Monthly Archives: April 2012

Further Trials

It is so much easier to grieve and move on when there is a clear enemy. Evil ex-boyfriend? Done and gone. Husband? The insurmountable pile of our incompatibilities, remembered hurts, and continued frustrations and lack of communication is a huge and concrete target.

But with my friend, there is only continuing and still irreconcilable confusion. How could this have happened? How could it all have changed so completely and definitively so as to leave me gasping? And now there is more tragedy, and I am a helpless observer once again, with no legitimate place, no role. Hoping feebly that my tentative, careful electronic missives help, even just for a moment.

It’s no one’s fault, there is no cause and no solution, just more grief-stricken people flailing around for meaning and solace. The pace and reach of the trials being visited upon my friend are reminiscent of those of Job. Everything was good, everything was complacent, the table was set and the family seated for the meal. And now? Test upon test, horror upon horror. How will he survive this? I’m not sure I could.

And all I can do is sit in fear and grief, peering through the curtains, waiting for the locusts.

A Bit of Peace

The snake has released its grip on me, temporarily, perhaps, but I can breathe without choking, and the pall of blackness is not on my back – down the hall, watching and waiting, but for now, at bay.

Why? I’m not sure. I’ve gotten some intense exercise in the last week, maybe that kicked me over into the light again. My situation remains the same – stuck, money-less, I am still grieving my friend, but for today, at least, I have been granted leave.

I know the steps to stay out of that hole: exercise and lots of it, no alcohol, no caffeine (ha!), a reasonable bedtime, and good food. But then I will have too much time to think, to ponder the miseries, so I try to strike a delicate balance: enough alcohol to sometimes forget, but not too much so that it drags me down. Enough sleep so I am not staggering confusedly through my days, but making sure I don’t use it to escape – the peace of my naps gradually segueing into miserable lethargy.

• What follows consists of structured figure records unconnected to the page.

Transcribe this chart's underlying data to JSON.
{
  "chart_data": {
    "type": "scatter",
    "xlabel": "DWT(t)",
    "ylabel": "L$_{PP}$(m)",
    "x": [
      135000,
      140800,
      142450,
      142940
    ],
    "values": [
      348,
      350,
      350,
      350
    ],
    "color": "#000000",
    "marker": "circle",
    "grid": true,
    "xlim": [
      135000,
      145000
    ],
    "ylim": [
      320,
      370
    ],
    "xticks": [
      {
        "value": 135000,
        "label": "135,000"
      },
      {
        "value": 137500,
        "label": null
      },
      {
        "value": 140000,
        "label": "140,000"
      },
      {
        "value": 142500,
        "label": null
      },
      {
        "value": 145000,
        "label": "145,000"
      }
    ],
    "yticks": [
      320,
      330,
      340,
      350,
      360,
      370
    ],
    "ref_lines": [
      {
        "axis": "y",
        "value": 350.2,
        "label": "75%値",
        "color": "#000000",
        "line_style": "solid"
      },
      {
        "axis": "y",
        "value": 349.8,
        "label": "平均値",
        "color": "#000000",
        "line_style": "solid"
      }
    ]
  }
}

I am gun-shy yet concerned about the friend who turned on me, she is equally desperate at the moment, but I’m not sure I can withstand any more lashings. It’s always been a fragile friendship – why is it that some connections feel so tenuous? I reached out this week to another, older friend, who was there for me wholly and instantly. Regardless, she is my sister and will be in my life. But the friend who turned, this is not the first time she’s hurt me. I create and maintain distance there. When do you forgive? How much do you forgive?

Pre-Separation Hell

My friends are completely, thoroughly sick of hearing me moan about my friend. Oh, things are bad, oh, now they are slightly better, oh, now they are just awful! I am not a barrel of laughs at the moment. But he is the only, the single part of my life at the moment over which I feel I have any tiny modicum of control. The rest of my life is so huge and scary and hopeless-feeling that I shy away in horror and despair when I get a glimpse. I can only do one small thing at a time there, lift a fear-leadened foot up and shuffle it forward one more inch this week, before collapsing back on the couch in gut-tearing paralysis.

So, in and around the despair, I engage in endless hand-wringing about my friend. I am well aware I am using up all my collected and secretly hoarded chits of goodwill over these months. I suck as a friend. Casseroles? Hah! I can barely microwave chicken for my own kids. My greatest skill as a friend is being the fun friend – I have pots of energy and enthusiasm and I liven up gatherings with my scintillating (and titillating!) conversation – but right now, I am frankly just a drag.

Added to all this a bit of bad luck – my laptop was stolen so I am the cliche – “blogged from my iPhone” – and I am stymied. No idea what desperately screaming part of my life I should turn to and bandage up first.

I had one friend turn on me last week – after a brief email exchange where I opened up a bit to tell her how sad I am, and in which I specifically asked, “please be kind, I am heartbroken”, she lit into me: she doesn’t want to hear about him anymore, I need to get over it, she has way bigger problems than my juvenile agonizing (well, maybe she didn’t actually SAY that part, but I got the message loud and clear). So I’ve backed away from her. Way away. And now I have one fewer outlet. And I gotta say, blogging with my thumbs, not so much. There will be no proof-reading, no substituting of limp cliches, hell, not even an accent on that e!

What the hell? Does this get better? Because I am pretty much in hell right now. When will it improve?